Other voice actresses who have played Sally include:

- Cathy Steinberg (1965–1967)
- Hilary Momberger (1969, 1971–1973)
- Erin Sullivan (1969)
- Lynn Mortensen (1974–1975)
- Gail Davis (1975–1977)
- Annalisa Bortolin (1980)
- Cindi Reilly (1981–1983)
- Stacy Heather Tolkin (1983)
- Stacy Ferguson (1984–1985)
- Tiffany Reinbolt (1985)
- Elizabeth Lyn Fraser (1986)
- Ami Foster (1988)
- Christina Lange (1988)
- Brittany Thornton (1988–1989)
- Adrienne Stiefel (1990)
- Kaitlyn Walker (1991)
- Mindy Ann Martin (1992)
- Jamie Hendy (1994)
- Danielle Keaton (1995–1997)
- Ashley Edner (2000)
- Nicolette Little (2002)
- Megan Taylor Harvey (2002–2003)
- Hanna Leigh Dworkin (2003)
- Sierra Marcoux (2006)
- Claire Corlett (2008)
- Amanda Pace (2011)
- Mariel Sheets (2015)
- Emma Yarovinsky (2016)
- Taylor Autumn Bertman (2016)
- Sara J. Gosselin (2018–2019)
- Hattie Kragten (2019–2025)
- Grace Nicoloau-Wood (2026–present)

Kristin Chenoweth played Sally in the Broadway revival of the musical You're a Good Man, Charlie Brown, winning the Tony Award for Best Featured Actress.

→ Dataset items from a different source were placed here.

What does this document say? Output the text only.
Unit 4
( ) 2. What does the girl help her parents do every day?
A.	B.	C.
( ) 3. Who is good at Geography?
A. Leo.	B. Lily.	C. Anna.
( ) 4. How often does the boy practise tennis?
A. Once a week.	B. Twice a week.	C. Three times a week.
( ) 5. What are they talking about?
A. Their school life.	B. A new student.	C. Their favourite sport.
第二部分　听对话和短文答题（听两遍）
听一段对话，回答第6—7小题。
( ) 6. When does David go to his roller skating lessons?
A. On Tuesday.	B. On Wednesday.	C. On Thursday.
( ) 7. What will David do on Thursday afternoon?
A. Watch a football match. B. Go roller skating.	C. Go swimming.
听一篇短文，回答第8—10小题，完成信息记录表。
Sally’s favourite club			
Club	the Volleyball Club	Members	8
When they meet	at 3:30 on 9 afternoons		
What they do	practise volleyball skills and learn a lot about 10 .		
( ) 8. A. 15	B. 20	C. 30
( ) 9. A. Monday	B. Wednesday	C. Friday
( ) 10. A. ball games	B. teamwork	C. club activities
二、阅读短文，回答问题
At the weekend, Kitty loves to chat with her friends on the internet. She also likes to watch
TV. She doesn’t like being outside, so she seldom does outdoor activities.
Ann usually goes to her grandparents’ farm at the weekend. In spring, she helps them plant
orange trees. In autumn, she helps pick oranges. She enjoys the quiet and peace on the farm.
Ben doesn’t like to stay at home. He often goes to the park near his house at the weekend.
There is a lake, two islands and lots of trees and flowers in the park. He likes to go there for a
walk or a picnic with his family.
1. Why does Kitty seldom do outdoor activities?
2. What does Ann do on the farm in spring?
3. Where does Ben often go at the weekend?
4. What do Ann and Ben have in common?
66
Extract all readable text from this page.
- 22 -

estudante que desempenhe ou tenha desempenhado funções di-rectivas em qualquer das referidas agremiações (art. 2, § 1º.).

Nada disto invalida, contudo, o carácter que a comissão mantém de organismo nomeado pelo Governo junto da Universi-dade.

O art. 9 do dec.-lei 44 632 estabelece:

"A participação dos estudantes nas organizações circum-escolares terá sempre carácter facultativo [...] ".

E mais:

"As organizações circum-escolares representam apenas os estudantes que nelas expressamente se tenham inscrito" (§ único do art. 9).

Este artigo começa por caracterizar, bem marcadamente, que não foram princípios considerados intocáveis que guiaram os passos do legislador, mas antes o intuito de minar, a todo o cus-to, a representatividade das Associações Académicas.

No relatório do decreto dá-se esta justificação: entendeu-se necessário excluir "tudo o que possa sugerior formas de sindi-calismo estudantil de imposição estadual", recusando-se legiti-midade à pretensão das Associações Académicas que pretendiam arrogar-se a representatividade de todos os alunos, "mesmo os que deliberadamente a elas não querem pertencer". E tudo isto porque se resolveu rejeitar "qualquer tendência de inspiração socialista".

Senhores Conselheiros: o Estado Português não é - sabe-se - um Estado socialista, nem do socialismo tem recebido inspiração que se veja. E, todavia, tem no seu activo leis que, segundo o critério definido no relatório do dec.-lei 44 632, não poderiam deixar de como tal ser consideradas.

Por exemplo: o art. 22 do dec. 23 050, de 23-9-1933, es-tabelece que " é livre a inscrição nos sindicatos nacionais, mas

The character of Sally had not been in the original production of You're a Good Man, Charlie Brown. In the revival Sally replaced Patty (not to be confused with the later character Peppermint Patty) who had long since disappeared from the comic strip. Sally was most recently played by Milly Shapiro in the 2016 revival of You're a Good Man Charlie Brown.